Thank you. Our next question comes from Ken Zaslow with BMO. Your line is open.
Hi. Good morning, everyone.
Just following up on the commodity. When we think about the commodity cost and you think about your pricing structure, do you think that you -- how do you balance the idea of potentially taking pricing versus penetration or is it that you will allow the higher input costs to kind of do what it's got to do and eventually it will come back down and you're looking for greater penetration? Can you talk about the balancing between the two of that? And just as a follow up to that, as you negotiate your contracts, are there any changes to that that would change the sensitivity in commodities? And I'll leave it there. Thank you.
Thanks, Ken. I appreciate the questions and I'll start and again if I've missed anything, Bo, please chime in. So, first of all, in the spirit of the question around potentially impacting price, we have not taken kind of a price change in several years. And I think that's very consistent with our focus on top line growth first and foremost and on the notion that we're building a trusted CPG brand as opposed to being a cost plus commodity producer. And so we’re very reluctant to think about taking cost, although that's not necessarily off the table. But our focus in the near term has actually been on potentially reducing the depth of our promotional spend and our promotions at retailers, potentially to reflect the increased commodity prices and the impact that we may see in the pricing of other eggs on the shelf, for example. Our guidance reflects the view that we won't take a substantial price change to reflect commodity pricing, but also reflect the potential that more commodity egg offerings may see price increases. And that pricing compression can help accelerate sales, because it reduces the gap between our pricing and the pricing of lower cost alternatives. In terms of our contracts with farmers, again, we think it's really important for the long-term sustainability of our farmers that they not bear the brunt of changes in commodity and commodity prices. I think we've seen in the industry, I think the last time we saw a big jump in commodity prices back in 2012 that put a lot of pressure on farmers that didn't enjoy the kind of relationship that we have with them, and we never want to have a farmer who's finding this unsustainable financially. They don't have the ability to affect pricing and we do. So we think it's important that we link the ability to affect pricing and the ability to absorb commodity price changes together, and that's on us. Bo, anything that you would add to that?
No, I think that you got every piece I would have had also. Thanks.
Thank you, guys.
Thanks a lot, Ken.
Thank you. Our next question comes from Jacob Nivasch with Credit Suisse. Your line is open.

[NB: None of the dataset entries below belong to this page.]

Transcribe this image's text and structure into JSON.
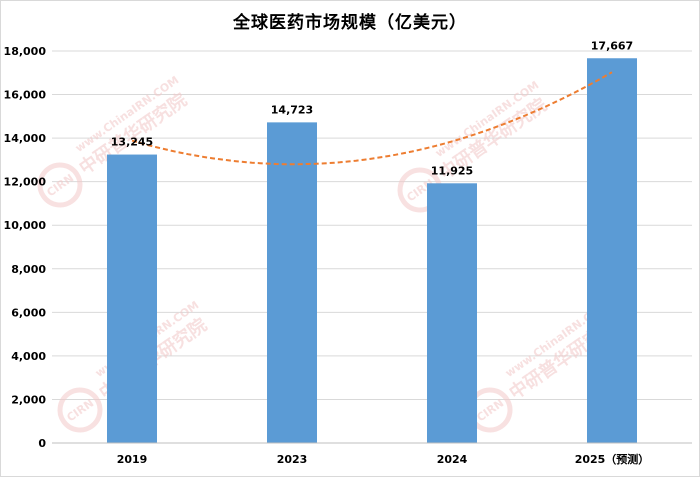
{
  "chart_data": {
    "type": "bar",
    "title": "全球医药市场规模（亿美元）",
    "categories": [
      "2019",
      "2023",
      "2024",
      "2025（预测）"
    ],
    "values": [
      13245,
      14723,
      11925,
      17667
    ],
    "value_labels": [
      "13,245",
      "14,723",
      "11,925",
      "17,667"
    ],
    "ylim": [
      0,
      18000
    ],
    "yticks": [
      0,
      2000,
      4000,
      6000,
      8000,
      10000,
      12000,
      14000,
      16000,
      18000
    ],
    "ytick_labels": [
      "0",
      "2,000",
      "4,000",
      "6,000",
      "8,000",
      "10,000",
      "12,000",
      "14,000",
      "16,000",
      "18,000"
    ],
    "trendline": {
      "type": "polynomial",
      "style": "dashed",
      "color": "#ed7d31"
    },
    "bar_color": "#5b9bd5",
    "grid": true,
    "xlabel": "",
    "ylabel": ""
  },
  "watermark": {
    "brand": "中研普华研究院",
    "logo": "CIRN",
    "url": "www.ChinaIRN.COM"
  }
}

Good morning, guys. Thank you very much for the question. I’m on for Rob here. Just a quick one for me. I think you covered most of my questions here, but the capacity expansion plans, is that still on track for I think you guys said first half of '22? Is that still on track there?
Hi, Jacob. Yes, absolutely. So we continue a pace that we love. We love seeing the pictures. We hope someday to have you all out to see the expansion. We're really excited about it. And yes, we're on schedule for an opening in the first half of '22.
Got it. Okay, that’s it for me. Thank you very much.
Thank you. I'm showing no further questions at this time. I'd like to turn it back to Mr. Matt Siler for any closing remarks.
Just want to say thanks to everyone for their time today. If you have any questions, I'll be around all day. And thank you for your interest in Vital Farms. Have a good day.
Ladies and gentlemen, this concludes today's conference call. Thank you for participating. You may now disconnect. Everyone, have a great day.